If you have a loved one living with you who is in a wheelchair, because it is the place that they call “home”, you definitely want them to be as comfortable as possible. However, sometimes it can be challenging (and expensive) to design ways for your house to be wheelchair accessible.
If this has been your dilemma, we have some tips on how you can make your home wheelchair accessible without it costing a ton of money or taking up a lot of your time.
Check out these five tips below:
Widen your doors. Of all of the recommendations that we’ll make, this one may cost the most because, chances are, you will probably need to hire a contractor in order for you to widen up your doors. It’s one of the best things that you can do, though, to make it easier for the person in the wheelchair to get around and about.

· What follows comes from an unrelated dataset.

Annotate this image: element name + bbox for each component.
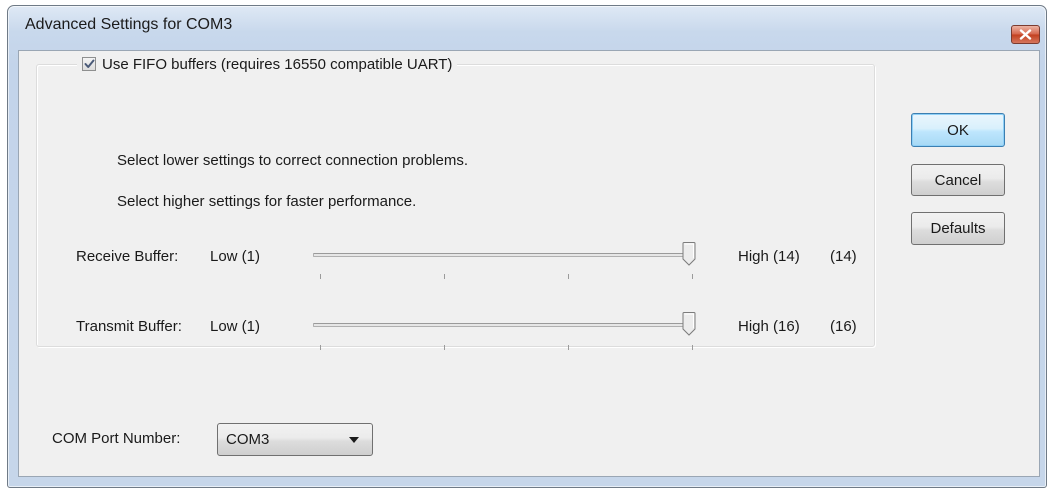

Put up some ramps. Another important thing to do is build some on-ramps at all of the entrances and exits of your house. This is what will make it easier for the wheelchair to move up to front and back doors, as well as patios.
Make some rearrangements. If you have rooms that are filled with furniture, you’re probably either going to have to rearrange it all or get rid of a couple of pieces. You definitely want the person in the wheelchair to have space to get in and out of different rooms within the house without running into chairs or couches or having to wait for you to move things out of the way all of the time.
Loosen up. Is there anything more annoying than a pothole in the middle of the road? For someone in a wheelchair, a very close equivalent would have to be loose rugs on the floor. If a part of it happens to get caught up in the spokes of a wheelchair, it can cause some major inconveniences. Therefore, it’s best to pretty much get rid of them in any space where the wheelchair will be consistently riding over.
Level things out. In the bedroom where the person in the wheelchair will be staying, make sure that things like their dresser and the racks of clothes in their closets are at a level where they can reach them while sitting down. As a matter of fact, as it relates to their closet specifically, you might want to (eventually) build a walk-in closet for them. It will probably make things much easier.
Upgrade the bathroom. If you go to a website like 1800wheelchair.com, one of the tips that they will probably give you is to make sure that the person in the wheelchair’s bathroom is user-friendly. This would include installing a seat in the shower for them (for stability) and adding hand rails along the toilet seat and bathtub.
Change your doorknobs. This is a tip that a lot of people probably don’t think about, but for people in a wheelchair, it tends to be easier for them to get what they need if they can open doors and cabinets with a lever rather than a doorknob. So, consider making this adjustment, especially in their bedroom, bathroom and the kitchen. It will make live more convenient, ultimately, for everyone.